Claudia is attending Rijksakademie van beeldende kunsten in Amsterdam, and her projects will be shown in 2021, when circumstances allow, at W139, an artist-run space, and Rijksakademie Open Studios in Amsterdam. She will have her first solo show at Angels Barcelona gallery in June, and she will present a new performance work at La Casa Encendida Madrid in November. 

–Juan Canela, artistic director, Zona Maco

 

Anna Estarriola

Anna Estarriola, Ongoing (2019). Courtesy of the artist.

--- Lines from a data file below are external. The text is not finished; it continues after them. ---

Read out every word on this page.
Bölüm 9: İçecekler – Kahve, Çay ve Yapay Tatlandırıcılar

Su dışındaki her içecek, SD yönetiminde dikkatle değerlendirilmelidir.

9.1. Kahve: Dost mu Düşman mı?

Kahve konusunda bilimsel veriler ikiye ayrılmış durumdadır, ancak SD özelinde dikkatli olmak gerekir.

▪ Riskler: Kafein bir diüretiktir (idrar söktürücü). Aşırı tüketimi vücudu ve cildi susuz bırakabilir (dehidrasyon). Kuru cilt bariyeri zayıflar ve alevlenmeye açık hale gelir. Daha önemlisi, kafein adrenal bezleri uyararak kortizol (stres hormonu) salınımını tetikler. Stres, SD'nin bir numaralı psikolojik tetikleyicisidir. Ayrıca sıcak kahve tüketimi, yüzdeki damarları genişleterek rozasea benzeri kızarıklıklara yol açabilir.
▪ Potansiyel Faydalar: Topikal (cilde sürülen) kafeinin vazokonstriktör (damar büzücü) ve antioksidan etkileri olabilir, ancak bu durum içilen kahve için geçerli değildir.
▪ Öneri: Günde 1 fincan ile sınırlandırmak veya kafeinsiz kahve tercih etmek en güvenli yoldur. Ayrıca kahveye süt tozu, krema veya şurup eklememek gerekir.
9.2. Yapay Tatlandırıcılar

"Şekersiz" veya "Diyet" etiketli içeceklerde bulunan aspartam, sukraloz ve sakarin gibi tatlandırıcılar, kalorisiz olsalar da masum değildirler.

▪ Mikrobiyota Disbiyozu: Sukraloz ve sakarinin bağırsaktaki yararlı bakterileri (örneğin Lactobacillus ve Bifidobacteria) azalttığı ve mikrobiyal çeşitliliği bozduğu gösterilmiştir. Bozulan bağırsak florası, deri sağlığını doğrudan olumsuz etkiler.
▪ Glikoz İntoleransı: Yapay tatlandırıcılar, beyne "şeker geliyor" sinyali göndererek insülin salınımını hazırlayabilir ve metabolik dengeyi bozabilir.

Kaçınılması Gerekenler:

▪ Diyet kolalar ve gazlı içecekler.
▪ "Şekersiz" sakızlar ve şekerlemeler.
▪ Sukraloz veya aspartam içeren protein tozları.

I would bring attention to the Helsinki-based artist Anna Estarriola, whose work will be included in a group show at the Oulu Art Museum in Finland this spring, and who will also have a major exhibition at Amos Rex in 2024. Her installations fuse sculpture, movement, and sound, provoking, challenging, and precluding interpretation. At a time when we are all questioning our changing realities, the everydayness of our lives, seeking alternative existences and new meanings, the absurd, surreal quality of her work seems to resonate.

—Maija Tanninen-Mattila, director, Helsinki Biennial and Helsinki Art Museum

 

Deana Lawson

Deana Lawson, Chief (2019). Courtesy of Sikkema Jenkins & Co., New York; and David Kordansky Gallery, Los Angeles.

For the past 20 years, Deana Lawson’s gaze has intrepidly focused upon members of the pan-African diaspora while also crafting stunning formal compositions that hark back to classical painting. As she traveled across the United States, the Caribbean, West African nations, and other places where diasporic people have settled, Lawson uses her camera to construct her “chosen” family album—an implicit corrective to the lacunae of (legendary MoMA curator) Edward Steichen’s canonical photo endeavor Family of Man. No stranger to critical accolades—most recently as the recipient of the Hugo Boss Prize—Lawson is poised to garner a larger audience for her vital work in 2021 with her inclusion in Okwui Enwezor’s much anticipated “Grief and Grievance” exhibition at New York’s New Museum, and two solo museum shows, at the Guggenheim in New York and the ICA Boston. Lawson’s work never fails to profoundly move me.